[Ads-l] Miscellany

Mark Mandel mark.a.mandel at GMAIL.COM
Sun Dec 30 03:18:40 UTC 2018

I must somewhat disagree about the metaphor applied to Ichabod's prayers.
ISTM that the "roof" here is the firmament that biblically separates the
earth and sea from what's above, i.e., Heaven, and the expression refers to
more-or-less literal height or altitude rather than to a quantity (as with
prices) or a usual non-quantifiable maximum (as with emotions).
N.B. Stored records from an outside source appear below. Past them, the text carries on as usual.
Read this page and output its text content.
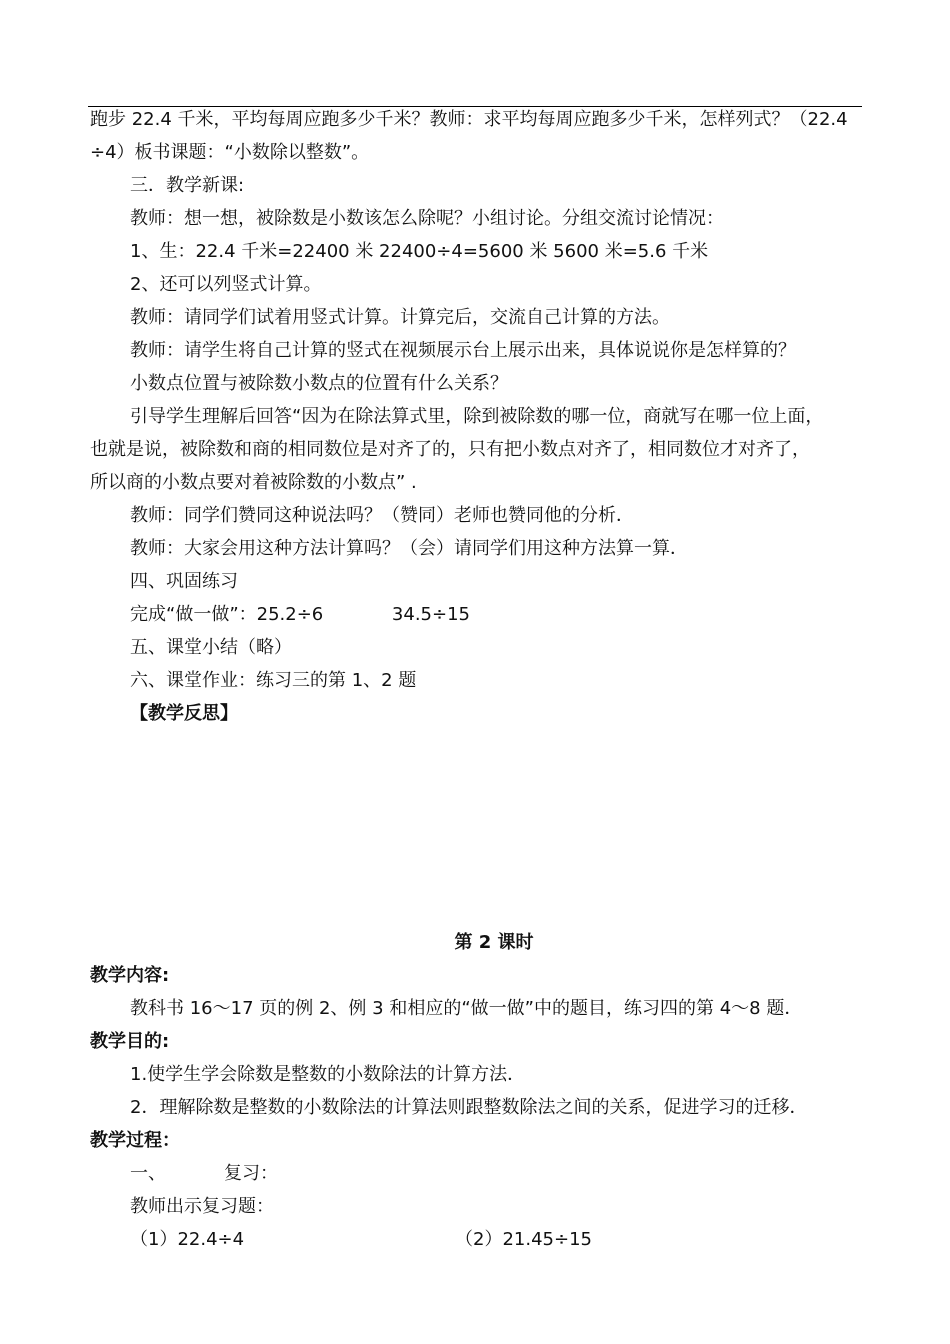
跑步 22.4 千米，平均每周应跑多少千米？教师：求平均每周应跑多少千米，怎样列式？（22.4
÷4）板书课题：“小数除以整数”。
三．教学新课:
教师：想一想，被除数是小数该怎么除呢？小组讨论。分组交流讨论情况：
1、生：22.4 千米=22400 米 22400÷4=5600 米 5600 米=5.6 千米
2、还可以列竖式计算。
教师：请同学们试着用竖式计算。计算完后，交流自己计算的方法。
教师：请学生将自己计算的竖式在视频展示台上展示出来，具体说说你是怎样算的？
小数点位置与被除数小数点的位置有什么关系？
引导学生理解后回答“因为在除法算式里，除到被除数的哪一位，商就写在哪一位上面，
也就是说，被除数和商的相同数位是对齐了的，只有把小数点对齐了，相同数位才对齐了，
所以商的小数点要对着被除数的小数点” .
教师：同学们赞同这种说法吗？（赞同）老师也赞同他的分析．
教师：大家会用这种方法计算吗？（会）请同学们用这种方法算一算．
四、巩固练习
完成“做一做”：25.2÷6            34.5÷15
五、课堂小结（略）
六、课堂作业：练习三的第 1、2 题
【教学反思】
第 2 课时
教学内容:
教科书 16～17 页的例 2、例 3 和相应的“做一做”中的题目，练习四的第 4～8 题．
教学目的:
1.使学生学会除数是整数的小数除法的计算方法．
2．理解除数是整数的小数除法的计算法则跟整数除法之间的关系，促进学习的迁移．
教学过程：
一、	复习：
教师出示复习题：
（1）22.4÷4	（2）21.45÷15
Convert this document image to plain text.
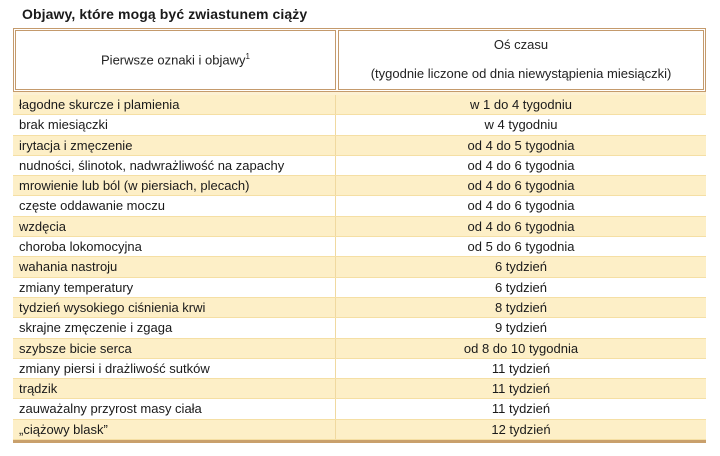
Objawy, które mogą być zwiastunem ciąży
Pierwsze oznaki i objawy$^1$
Oś czasu
(tygodnie liczone od dnia niewystąpienia miesiączki)
łagodne skurcze i plamienia	w 1 do 4 tygodniu
brak miesiączki	w 4 tygodniu
irytacja i zmęczenie	od 4 do 5 tygodnia
nudności, ślinotok, nadwrażliwość na zapachy	od 4 do 6 tygodnia
mrowienie lub ból (w piersiach, plecach)	od 4 do 6 tygodnia
częste oddawanie moczu	od 4 do 6 tygodnia
wzdęcia	od 4 do 6 tygodnia
choroba lokomocyjna	od 5 do 6 tygodnia
wahania nastroju	6 tydzień
zmiany temperatury	6 tydzień
tydzień wysokiego ciśnienia krwi	8 tydzień
skrajne zmęczenie i zgaga	9 tydzień
szybsze bicie serca	od 8 do 10 tygodnia
zmiany piersi i drażliwość sutków	11 tydzień
trądzik	11 tydzień
zauważalny przyrost masy ciała	11 tydzień
„ciążowy blask”	12 tydzień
Unless
there's counterevidence in the rest of the poem or the letter, it's a
related but different metaphor, much closer to reality than the uses
discussed here hitherto.

Mark Mandel

On Sat, Dec 29, 2018, 4:16 AM ADSGarson O'Toole <adsgarsonotoole at gmail.com

> ...

[Begin excerpt of message sent from Bill Mullins]
> There is a fun citation for the negative metaphorical phrase in 1904:
> “never went through the roof”. A poem described an avaricious
> character named Ichabod whose tithing was inadequate: "'Twas $5 for
> him and 10 cents for the Lord". Thus, his vocalized prayers did not
> ascend from Earth to reach the ear of God. His prayers were unable to
> go up through the roof.
> Date: February 18, 1904
> Newspaper: The Evening Journal
> Newspaper Location: Ontario, Canada
> Article: A Parallel Case (Lewiston, Me. Journal)
> Quote Page 4, Column 2
> Database: Newspapers.com
> [Begin excerpt]
> His prayers were most strenuous, so were his hymns,
> As he beat doubtful time with his disengaged limbs.
> I was always impressed that the Lord stood aloof,
> And that Ichabod's prayers never went through the roof.